Attacks Exploiting Digital Certs Soar by 700% in Five Years

The number of cyber-attacks exploiting “machine identities” has soared by more than 700% over the past five years, according to new data from Venafi.

The security vendor made the claims in its latest report, Machine Identities Drive Rapid Expansion of Enterprise Attack Surface.

It also revealed that this type of attack has surged by 433% from 2018 to 2019 alone, whilst the use of commodity malware that abuses machine identities doubled.

Machine identity refers to the use of digital certificates and cryptographic keys (ie SSL/TLS, SSH) to authenticate and secure computers and devices that connect with each other.

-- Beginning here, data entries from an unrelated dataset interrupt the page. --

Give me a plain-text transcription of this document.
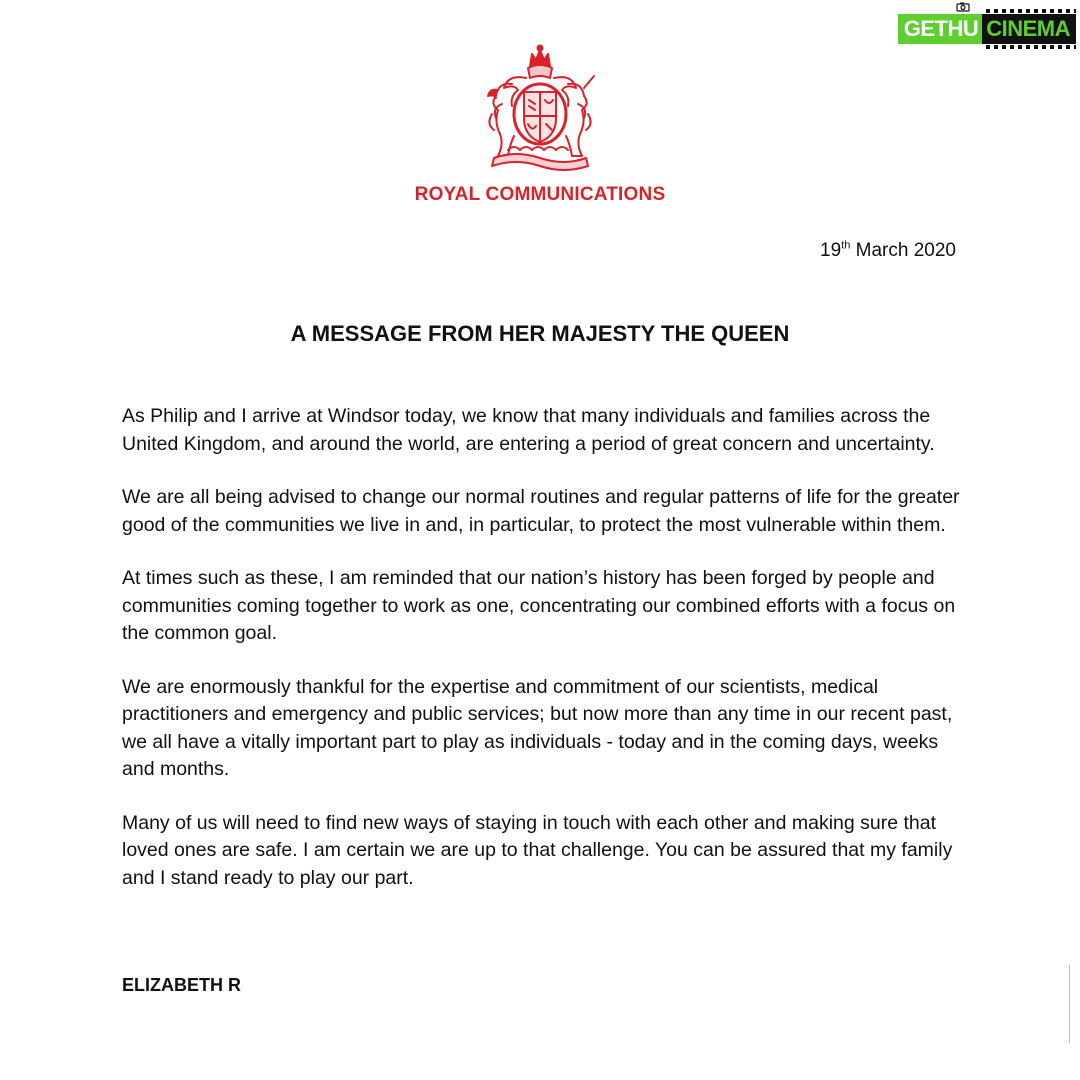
GETHU CINEMA
ROYAL COMMUNICATIONS
19th March 2020
A MESSAGE FROM HER MAJESTY THE QUEEN

As Philip and I arrive at Windsor today, we know that many individuals and families across the United Kingdom, and around the world, are entering a period of great concern and uncertainty.

We are all being advised to change our normal routines and regular patterns of life for the greater good of the communities we live in and, in particular, to protect the most vulnerable within them.

At times such as these, I am reminded that our nation’s history has been forged by people and communities coming together to work as one, concentrating our combined efforts with a focus on the common goal.

We are enormously thankful for the expertise and commitment of our scientists, medical practitioners and emergency and public services; but now more than any time in our recent past, we all have a vitally important part to play as individuals - today and in the coming days, weeks and months.

Many of us will need to find new ways of staying in touch with each other and making sure that loved ones are safe. I am certain we are up to that challenge. You can be assured that my family and I stand ready to play our part.

ELIZABETH R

While IoT and digital transformation have led to an explosion in the use of such machines in the enterprise over recent years, security has failed to catch-up.

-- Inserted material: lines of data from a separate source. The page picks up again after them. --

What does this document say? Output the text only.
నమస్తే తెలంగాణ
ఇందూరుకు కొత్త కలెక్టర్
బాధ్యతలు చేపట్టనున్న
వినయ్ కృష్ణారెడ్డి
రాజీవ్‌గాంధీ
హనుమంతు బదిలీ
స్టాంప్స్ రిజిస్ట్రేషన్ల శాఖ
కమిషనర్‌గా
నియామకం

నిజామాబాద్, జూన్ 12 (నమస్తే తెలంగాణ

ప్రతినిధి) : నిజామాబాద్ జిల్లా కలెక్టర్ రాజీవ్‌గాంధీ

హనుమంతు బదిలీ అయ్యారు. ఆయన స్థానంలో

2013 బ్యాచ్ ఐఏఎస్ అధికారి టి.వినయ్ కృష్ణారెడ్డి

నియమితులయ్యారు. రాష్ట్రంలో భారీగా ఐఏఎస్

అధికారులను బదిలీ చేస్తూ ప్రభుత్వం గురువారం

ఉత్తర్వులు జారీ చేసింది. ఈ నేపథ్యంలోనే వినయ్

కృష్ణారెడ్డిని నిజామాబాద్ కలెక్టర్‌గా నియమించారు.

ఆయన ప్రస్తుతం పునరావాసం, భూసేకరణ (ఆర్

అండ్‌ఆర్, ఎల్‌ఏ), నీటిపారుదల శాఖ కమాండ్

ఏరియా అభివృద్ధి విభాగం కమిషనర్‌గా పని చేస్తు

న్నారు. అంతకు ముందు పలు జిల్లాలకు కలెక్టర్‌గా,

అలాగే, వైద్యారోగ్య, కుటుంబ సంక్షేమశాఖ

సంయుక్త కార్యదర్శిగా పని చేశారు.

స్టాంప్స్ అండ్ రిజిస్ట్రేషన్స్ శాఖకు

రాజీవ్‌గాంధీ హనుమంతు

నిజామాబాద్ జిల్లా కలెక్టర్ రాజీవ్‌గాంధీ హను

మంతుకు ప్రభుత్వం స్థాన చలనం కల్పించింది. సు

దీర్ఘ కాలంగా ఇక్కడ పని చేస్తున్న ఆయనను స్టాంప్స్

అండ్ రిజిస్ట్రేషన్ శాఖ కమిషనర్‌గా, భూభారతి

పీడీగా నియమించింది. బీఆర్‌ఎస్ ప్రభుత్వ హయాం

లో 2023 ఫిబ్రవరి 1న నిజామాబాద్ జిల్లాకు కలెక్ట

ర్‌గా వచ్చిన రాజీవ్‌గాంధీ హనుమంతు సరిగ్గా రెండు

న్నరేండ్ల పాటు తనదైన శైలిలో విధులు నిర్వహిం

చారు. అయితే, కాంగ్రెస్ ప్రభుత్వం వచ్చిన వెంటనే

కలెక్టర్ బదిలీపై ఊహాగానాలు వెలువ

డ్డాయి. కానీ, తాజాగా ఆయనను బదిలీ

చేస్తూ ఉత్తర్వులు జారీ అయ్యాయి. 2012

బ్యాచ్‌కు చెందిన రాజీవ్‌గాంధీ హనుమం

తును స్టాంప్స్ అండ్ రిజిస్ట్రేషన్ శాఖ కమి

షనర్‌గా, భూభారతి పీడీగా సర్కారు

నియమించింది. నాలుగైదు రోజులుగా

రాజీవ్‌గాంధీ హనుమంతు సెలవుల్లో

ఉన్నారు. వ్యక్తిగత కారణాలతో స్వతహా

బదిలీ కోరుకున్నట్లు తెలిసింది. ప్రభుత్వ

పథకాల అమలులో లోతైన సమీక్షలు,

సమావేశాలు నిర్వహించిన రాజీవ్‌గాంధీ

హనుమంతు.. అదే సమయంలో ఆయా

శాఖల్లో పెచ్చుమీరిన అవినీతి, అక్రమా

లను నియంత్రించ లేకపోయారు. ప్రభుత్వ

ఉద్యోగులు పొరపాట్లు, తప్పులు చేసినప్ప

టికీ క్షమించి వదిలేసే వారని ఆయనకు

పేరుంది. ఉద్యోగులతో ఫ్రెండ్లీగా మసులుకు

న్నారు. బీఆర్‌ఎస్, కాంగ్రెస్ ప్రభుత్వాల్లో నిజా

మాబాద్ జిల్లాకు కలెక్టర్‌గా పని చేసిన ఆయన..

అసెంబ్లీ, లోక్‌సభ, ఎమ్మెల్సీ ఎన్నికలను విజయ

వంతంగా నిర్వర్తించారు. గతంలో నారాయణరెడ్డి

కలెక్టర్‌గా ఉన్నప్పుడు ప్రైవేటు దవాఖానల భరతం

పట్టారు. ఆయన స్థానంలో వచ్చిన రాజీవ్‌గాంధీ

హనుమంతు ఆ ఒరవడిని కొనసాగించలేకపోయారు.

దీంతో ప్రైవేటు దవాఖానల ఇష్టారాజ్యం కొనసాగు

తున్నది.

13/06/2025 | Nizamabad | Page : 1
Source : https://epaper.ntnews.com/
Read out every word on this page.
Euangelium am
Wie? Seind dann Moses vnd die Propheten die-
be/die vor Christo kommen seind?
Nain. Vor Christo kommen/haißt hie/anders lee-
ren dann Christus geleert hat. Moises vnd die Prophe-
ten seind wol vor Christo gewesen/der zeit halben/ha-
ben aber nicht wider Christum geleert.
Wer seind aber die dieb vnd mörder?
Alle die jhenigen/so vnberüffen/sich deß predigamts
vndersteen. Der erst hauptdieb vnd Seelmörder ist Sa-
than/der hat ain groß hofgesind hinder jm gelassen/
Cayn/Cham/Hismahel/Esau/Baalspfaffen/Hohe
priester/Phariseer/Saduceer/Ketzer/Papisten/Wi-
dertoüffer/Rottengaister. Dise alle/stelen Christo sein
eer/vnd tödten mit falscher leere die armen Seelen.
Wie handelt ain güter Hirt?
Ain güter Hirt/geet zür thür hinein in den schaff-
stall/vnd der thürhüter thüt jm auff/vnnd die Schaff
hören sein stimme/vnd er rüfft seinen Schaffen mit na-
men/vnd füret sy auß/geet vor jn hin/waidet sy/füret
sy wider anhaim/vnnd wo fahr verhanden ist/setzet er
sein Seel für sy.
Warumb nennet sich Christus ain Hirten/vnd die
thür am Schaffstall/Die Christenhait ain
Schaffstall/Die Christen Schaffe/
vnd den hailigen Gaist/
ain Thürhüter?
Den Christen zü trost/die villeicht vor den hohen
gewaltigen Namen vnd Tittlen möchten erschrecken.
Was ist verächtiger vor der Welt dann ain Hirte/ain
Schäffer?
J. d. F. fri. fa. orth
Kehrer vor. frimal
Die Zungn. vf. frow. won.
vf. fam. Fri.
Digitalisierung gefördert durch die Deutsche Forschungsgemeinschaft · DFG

As many CISOs are unaware how many machines they have to manage, they’re unclear about the size of the attack surface, which could lead to unplanned outages as certificates expire. Attackers are increasingly also adding machine identity components to commodity malware so that attackers can hide in encrypted traffic, Venafi has warned in the past.

From 2015 to 2019, the number of vulnerabilities involving machine identities grew by 260%, while the number of reported advanced persistent threats (APTs) using these techniques grew by 400%, Venafi claimed.

“As our use of cloud, hybrid, open source and microservices use increases, there are many more machine identities on enterprise networks—and this rising number correlates with the accelerated number of threats,” said Yana Blachman, threat intelligence researcher at Venafi.

“As a result, every organization’s machine identity attack surface is getting much bigger. Although many threats or security incidents frequently involve a machine identity component, too often these details do not receive enough attention and aren’t highlighted in public reports.”